Europe’s economic powerhouse is losing its lustre. Germany is flirting with a recession that may usher in a new era of feeble growth. Many drivers of its stellar growth performance in recent years are disappearing, and misguided policies add extra burdens. So far, Angela Merkel has not woken up to the country’s fading economic miracle.
For half a decade, the strength of Germany’s economy has never ceased to surprise. It recovered quickly after the 2007 banking crisis. Now the upswing has come to a stop. The country’s leading economic think tanks expect a growth rate of merely 1 percent in 2015.
The Ukraine crisis, sanctions against Russia and sluggish growth in the rest of the euro zone are partly to blame. But that’s only half of the story.

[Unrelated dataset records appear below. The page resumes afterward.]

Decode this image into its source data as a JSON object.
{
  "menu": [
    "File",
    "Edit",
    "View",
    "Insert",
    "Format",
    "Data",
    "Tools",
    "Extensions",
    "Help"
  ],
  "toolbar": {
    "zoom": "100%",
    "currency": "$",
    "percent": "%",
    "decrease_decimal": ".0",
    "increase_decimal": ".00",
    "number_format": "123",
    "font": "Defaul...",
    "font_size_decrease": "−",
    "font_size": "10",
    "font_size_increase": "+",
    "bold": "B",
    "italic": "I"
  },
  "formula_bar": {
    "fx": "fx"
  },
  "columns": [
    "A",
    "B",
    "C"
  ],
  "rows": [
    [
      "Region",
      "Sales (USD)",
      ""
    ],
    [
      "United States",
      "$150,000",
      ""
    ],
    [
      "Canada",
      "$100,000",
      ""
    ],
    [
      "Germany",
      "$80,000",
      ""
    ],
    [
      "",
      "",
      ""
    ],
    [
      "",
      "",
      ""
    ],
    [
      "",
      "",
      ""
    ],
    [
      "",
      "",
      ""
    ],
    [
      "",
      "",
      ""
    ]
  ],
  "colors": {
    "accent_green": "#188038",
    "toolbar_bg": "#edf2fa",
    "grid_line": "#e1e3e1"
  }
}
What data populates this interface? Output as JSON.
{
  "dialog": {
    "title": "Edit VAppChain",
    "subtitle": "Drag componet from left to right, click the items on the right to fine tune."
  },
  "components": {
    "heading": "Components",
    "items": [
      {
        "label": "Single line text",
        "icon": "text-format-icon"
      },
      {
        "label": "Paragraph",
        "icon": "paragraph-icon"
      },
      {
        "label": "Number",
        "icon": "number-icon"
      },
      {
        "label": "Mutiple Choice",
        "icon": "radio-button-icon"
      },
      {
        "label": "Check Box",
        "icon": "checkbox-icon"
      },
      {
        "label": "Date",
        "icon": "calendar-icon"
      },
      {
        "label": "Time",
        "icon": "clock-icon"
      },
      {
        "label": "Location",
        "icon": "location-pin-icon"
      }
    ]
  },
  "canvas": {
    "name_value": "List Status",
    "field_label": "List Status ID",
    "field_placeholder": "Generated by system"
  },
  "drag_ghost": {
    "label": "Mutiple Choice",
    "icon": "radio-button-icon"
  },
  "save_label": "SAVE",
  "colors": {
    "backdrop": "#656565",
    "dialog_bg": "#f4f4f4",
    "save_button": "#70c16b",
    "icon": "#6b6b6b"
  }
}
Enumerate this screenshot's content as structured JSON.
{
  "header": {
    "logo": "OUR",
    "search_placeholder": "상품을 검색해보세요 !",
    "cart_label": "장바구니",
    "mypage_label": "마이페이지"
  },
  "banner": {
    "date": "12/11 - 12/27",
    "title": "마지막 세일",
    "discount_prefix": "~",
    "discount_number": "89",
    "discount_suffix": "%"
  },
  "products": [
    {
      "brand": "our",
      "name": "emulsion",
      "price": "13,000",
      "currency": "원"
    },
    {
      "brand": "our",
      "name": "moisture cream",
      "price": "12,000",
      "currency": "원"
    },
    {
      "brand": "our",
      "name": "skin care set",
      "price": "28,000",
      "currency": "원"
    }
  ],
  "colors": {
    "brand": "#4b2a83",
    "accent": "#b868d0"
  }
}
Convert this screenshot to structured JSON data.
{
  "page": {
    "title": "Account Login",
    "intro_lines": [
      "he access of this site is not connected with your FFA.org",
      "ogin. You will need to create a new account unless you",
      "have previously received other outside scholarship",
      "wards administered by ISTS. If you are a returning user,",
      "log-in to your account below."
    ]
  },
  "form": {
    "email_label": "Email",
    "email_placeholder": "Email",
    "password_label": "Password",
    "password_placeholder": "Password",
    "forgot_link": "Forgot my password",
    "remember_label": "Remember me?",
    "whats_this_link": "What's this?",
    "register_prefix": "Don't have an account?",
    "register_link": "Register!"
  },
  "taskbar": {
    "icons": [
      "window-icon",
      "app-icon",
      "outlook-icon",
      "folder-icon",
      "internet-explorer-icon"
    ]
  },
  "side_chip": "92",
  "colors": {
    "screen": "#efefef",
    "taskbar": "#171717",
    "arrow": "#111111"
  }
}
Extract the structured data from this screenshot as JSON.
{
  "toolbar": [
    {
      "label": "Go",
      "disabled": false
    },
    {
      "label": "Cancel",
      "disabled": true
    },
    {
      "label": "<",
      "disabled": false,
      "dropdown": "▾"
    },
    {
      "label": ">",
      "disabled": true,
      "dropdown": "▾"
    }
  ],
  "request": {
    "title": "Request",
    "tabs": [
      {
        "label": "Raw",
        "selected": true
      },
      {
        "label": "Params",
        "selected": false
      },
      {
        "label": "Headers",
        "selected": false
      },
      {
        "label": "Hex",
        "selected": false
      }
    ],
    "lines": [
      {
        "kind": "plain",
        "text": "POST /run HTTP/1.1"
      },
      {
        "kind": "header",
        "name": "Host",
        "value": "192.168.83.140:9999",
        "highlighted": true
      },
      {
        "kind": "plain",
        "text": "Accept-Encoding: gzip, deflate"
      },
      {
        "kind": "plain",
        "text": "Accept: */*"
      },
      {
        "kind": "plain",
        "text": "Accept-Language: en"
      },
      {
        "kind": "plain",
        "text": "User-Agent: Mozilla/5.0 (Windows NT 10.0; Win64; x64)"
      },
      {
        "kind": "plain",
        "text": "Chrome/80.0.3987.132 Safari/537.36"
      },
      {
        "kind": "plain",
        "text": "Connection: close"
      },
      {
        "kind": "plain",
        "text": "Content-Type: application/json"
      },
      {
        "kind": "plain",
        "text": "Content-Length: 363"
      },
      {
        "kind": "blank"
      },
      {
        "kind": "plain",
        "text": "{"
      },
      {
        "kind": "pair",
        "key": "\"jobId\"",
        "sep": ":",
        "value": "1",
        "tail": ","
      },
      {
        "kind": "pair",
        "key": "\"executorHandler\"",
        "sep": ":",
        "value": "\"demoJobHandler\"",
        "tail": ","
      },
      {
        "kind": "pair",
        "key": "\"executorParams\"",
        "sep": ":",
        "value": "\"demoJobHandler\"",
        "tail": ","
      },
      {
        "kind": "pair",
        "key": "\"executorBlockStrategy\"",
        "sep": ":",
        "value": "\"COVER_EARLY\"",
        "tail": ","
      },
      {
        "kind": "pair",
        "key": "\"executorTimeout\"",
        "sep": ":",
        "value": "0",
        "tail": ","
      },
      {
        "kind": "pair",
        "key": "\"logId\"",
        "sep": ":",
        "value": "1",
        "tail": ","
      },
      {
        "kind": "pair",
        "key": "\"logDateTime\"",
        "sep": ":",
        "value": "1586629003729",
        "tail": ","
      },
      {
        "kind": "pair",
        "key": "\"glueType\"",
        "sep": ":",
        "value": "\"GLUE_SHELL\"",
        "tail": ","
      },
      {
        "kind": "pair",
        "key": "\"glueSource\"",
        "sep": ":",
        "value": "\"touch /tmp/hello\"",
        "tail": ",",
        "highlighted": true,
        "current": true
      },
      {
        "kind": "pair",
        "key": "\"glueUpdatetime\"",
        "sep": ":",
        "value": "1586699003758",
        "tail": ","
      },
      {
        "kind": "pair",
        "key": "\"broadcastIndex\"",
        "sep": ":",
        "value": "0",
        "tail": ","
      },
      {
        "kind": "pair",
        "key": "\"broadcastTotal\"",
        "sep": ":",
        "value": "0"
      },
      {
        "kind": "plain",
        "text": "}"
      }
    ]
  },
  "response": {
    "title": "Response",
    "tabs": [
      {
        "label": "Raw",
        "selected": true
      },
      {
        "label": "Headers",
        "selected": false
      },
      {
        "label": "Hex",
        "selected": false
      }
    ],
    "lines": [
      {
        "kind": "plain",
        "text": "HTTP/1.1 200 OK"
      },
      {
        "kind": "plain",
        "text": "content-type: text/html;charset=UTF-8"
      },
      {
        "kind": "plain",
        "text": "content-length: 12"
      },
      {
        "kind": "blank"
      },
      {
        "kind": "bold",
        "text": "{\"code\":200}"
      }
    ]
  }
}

The much-celebrated German labour market reforms of 2003 have run their course. Cutting benefits for long-term unemployed and making job centres more efficient invigorated the labour market. But while payroll numbers are still rising, the declines in unemployment numbers have petered out. As happened in 2013, the country may find itself in the paradoxical situation of both rising employment and unemployment next year. This highlights ongoing structural labour market problems.
The private sector’s persistent investment freeze is another problem. It not only drags down domestic demand in the short term, an ageing capital stock also hobbles longer-term growth potential. Moreover, the slack is like a private sector’s vote of no-confidence in Germany’s economy. Dismal demographics will dampen growth as well. Many employers already find it increasingly difficult to hire skilled workers.
Angela Merkel is not tackling these challenges. She has instead embarked on a partial roll-back of previous reforms. New incentives for early retirement and more generous pension benefits for mothers will drive up social security costs. A badly-designed minimum wage law puts low-paid jobs in Eastern Germany at risk.
A balanced budget is the coalition’s ill-advised main policy target. That will be harder to achieve in a low-growth environment anyway. It would better to ditch it preemptively. A public infrastructure spending program and reining in the expansion of the welfare state are the necessities of the hour.